Mais Job continue de se plaindre, alors ses amis commencent à l’accuser : « écoute, si tu souffres, c’est parce que tu as péché. » Comment Job a-t-il réagi face à cette accusation ? Je vous invite à lire sa réaction dans le livre de Job, au chapitre 23.

1 Job prit la parole et dit: 2 «Aujourd’hui encore ma plainte est synonyme de révolte, ma main doit étouffer mes gémissements.
3 Si seulement je savais où le trouver, si je pouvais arriver jusqu’à son lieu de résidence!
4 Je défendrais ma cause devant lui, je remplirais ma bouche d’arguments,
5 je connaîtrais ses réponses, je pourrais comprendre ce qu’il a à me dire. 6 Emploierait-il toute sa force à me combattre? Lui au moins, ne ferait-il pas attention à moi?
7 Ce serait un homme droit qui discuterait avec lui et je serais pour toujours absous par mon juge.
8 »Cependant, si je vais à l’est, il n’y est pas.

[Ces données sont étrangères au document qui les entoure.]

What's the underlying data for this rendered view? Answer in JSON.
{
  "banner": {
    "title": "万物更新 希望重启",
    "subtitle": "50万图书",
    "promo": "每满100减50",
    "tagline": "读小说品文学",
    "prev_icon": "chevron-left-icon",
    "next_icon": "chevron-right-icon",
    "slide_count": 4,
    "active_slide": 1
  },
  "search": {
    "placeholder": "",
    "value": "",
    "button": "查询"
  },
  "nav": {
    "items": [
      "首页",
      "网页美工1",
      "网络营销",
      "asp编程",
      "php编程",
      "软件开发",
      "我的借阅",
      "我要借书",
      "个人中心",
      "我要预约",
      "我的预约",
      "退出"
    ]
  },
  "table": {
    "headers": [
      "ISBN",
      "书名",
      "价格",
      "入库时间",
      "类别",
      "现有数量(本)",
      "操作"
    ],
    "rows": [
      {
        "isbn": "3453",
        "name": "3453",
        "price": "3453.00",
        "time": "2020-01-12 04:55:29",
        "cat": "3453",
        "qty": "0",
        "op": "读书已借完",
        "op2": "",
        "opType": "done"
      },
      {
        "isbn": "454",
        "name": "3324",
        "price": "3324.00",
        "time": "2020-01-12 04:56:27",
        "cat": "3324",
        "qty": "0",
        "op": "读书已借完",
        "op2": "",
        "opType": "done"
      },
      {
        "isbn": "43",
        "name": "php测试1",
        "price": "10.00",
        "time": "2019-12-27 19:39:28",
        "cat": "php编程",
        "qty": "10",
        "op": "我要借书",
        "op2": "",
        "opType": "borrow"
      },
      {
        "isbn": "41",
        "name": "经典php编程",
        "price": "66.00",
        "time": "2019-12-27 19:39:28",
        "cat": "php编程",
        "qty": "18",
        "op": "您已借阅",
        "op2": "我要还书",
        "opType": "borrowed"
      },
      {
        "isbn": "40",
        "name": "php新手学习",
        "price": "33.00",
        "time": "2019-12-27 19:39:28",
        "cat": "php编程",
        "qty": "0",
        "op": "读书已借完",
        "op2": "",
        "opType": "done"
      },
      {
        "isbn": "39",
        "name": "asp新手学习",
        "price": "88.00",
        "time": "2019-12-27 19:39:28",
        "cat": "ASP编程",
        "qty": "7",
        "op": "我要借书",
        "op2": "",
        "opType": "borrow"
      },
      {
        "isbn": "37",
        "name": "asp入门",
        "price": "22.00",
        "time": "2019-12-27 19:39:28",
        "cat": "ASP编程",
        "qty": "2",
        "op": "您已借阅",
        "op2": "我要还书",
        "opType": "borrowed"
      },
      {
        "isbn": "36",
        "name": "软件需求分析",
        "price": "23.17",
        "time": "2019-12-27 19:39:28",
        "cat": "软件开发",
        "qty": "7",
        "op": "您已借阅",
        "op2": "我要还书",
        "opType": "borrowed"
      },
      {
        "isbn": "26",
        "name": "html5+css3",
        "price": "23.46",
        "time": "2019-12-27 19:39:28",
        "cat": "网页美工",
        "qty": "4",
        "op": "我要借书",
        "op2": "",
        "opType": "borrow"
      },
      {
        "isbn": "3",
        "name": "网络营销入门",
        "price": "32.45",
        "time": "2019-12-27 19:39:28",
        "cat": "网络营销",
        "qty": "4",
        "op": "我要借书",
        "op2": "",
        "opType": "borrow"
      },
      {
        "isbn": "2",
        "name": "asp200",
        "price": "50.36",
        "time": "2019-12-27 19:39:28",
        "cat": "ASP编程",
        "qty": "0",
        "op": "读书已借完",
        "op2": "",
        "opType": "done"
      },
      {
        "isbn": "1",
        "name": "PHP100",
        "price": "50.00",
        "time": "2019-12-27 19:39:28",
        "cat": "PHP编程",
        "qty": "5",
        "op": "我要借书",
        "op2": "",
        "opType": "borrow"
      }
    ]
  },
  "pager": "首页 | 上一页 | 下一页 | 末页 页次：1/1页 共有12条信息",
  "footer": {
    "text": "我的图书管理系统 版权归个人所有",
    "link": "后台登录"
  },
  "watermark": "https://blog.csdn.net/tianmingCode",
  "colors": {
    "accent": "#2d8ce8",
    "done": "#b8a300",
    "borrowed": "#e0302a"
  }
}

Si je vais à l’ouest, je ne l’aperçois pas.
9 Est-il occupé au nord, je ne le remarque pas. Se cache-t-il au sud, je ne le vois pas. 10 Il sait néanmoins quelle voie j’ai suivie. Quand il m’aura mis à l’épreuve, je sortirai pur comme l’or:
11 mon pied s’est attaché à ses pas, j’ai gardé sa voie sans en dévier,
12 je n’ai pas abandonné les commandements sortis de ses lèvres, j’ai fait plier ma volonté aux paroles de sa bouche.
13 »Mais sa décision est prise. Qui pourra l’y faire renoncer? Ce qu’il désire, il le met en oeuvre.
14 Il accomplira donc ses intentions envers moi, et il en a bien d’autres en réserve.
15 Voilà pourquoi je suis terrifié en sa présence. Quand j’y réfléchis, j’ai peur de lui. 16 Dieu a brisé mon courage, le Tout-Puissant m’a rempli de terreur,
17 mais je n’ai pas été anéanti par les ténèbres, par l’obscurité qui m’a recouvert.

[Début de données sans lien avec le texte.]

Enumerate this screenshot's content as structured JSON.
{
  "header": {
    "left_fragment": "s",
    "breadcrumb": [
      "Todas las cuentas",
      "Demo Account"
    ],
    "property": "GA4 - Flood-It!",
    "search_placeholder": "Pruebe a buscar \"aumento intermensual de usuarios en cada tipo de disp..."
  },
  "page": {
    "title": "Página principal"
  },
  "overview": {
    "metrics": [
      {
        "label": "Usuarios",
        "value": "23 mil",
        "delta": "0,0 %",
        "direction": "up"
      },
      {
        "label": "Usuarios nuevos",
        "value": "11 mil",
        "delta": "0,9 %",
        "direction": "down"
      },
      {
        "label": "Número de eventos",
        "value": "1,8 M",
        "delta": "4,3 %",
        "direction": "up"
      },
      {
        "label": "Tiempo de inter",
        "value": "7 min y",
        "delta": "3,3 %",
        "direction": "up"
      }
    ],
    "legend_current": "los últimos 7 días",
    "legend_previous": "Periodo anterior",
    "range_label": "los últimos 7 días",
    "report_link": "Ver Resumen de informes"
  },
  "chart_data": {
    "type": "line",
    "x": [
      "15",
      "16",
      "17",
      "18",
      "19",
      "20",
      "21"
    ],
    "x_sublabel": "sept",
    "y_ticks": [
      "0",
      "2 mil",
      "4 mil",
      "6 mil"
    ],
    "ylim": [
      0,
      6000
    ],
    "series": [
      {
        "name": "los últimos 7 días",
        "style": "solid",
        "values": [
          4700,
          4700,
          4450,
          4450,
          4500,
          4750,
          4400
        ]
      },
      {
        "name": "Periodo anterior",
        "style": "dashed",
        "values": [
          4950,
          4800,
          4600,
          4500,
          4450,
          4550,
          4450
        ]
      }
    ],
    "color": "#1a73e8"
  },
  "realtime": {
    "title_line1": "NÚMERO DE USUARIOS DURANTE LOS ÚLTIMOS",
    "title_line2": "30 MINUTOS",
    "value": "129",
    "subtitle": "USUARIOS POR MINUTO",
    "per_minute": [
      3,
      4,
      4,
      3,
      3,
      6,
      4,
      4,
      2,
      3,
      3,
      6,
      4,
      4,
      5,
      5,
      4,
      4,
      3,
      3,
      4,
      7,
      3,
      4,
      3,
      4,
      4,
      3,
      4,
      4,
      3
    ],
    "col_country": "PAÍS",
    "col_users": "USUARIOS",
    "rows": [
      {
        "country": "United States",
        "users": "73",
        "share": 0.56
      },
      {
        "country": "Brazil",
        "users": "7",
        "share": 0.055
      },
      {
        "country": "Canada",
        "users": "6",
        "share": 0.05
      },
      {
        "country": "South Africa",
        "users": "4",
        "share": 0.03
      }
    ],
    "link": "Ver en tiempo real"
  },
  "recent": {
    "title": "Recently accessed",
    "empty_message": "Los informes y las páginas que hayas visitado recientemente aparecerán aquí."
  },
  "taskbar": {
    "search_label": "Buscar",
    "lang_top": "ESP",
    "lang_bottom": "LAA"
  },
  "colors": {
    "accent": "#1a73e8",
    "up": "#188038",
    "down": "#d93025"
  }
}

Dans ce passage, Job réagit à l’accusation de ses amis : « si tu souffres, c’est parce que tu as péché ». Mais chose étrange, Job ne s’adresse ni à ses amis, ni à Dieu, ici il réfléchit à haute voix sur sa souffrance et sur Dieu. Il se pose des questions… Tout d’abord, Job est révolté et il cherche Dieu.

1. Job est révolté et il cherche Dieu.

Où est Dieu ? (Versets 3 et 4)

3 Si seulement je savais où le trouver, si je pouvais arriver jusqu’à son lieu de résidence!
4 Je défendrais ma cause devant lui, je remplirais ma bouche d’arguments.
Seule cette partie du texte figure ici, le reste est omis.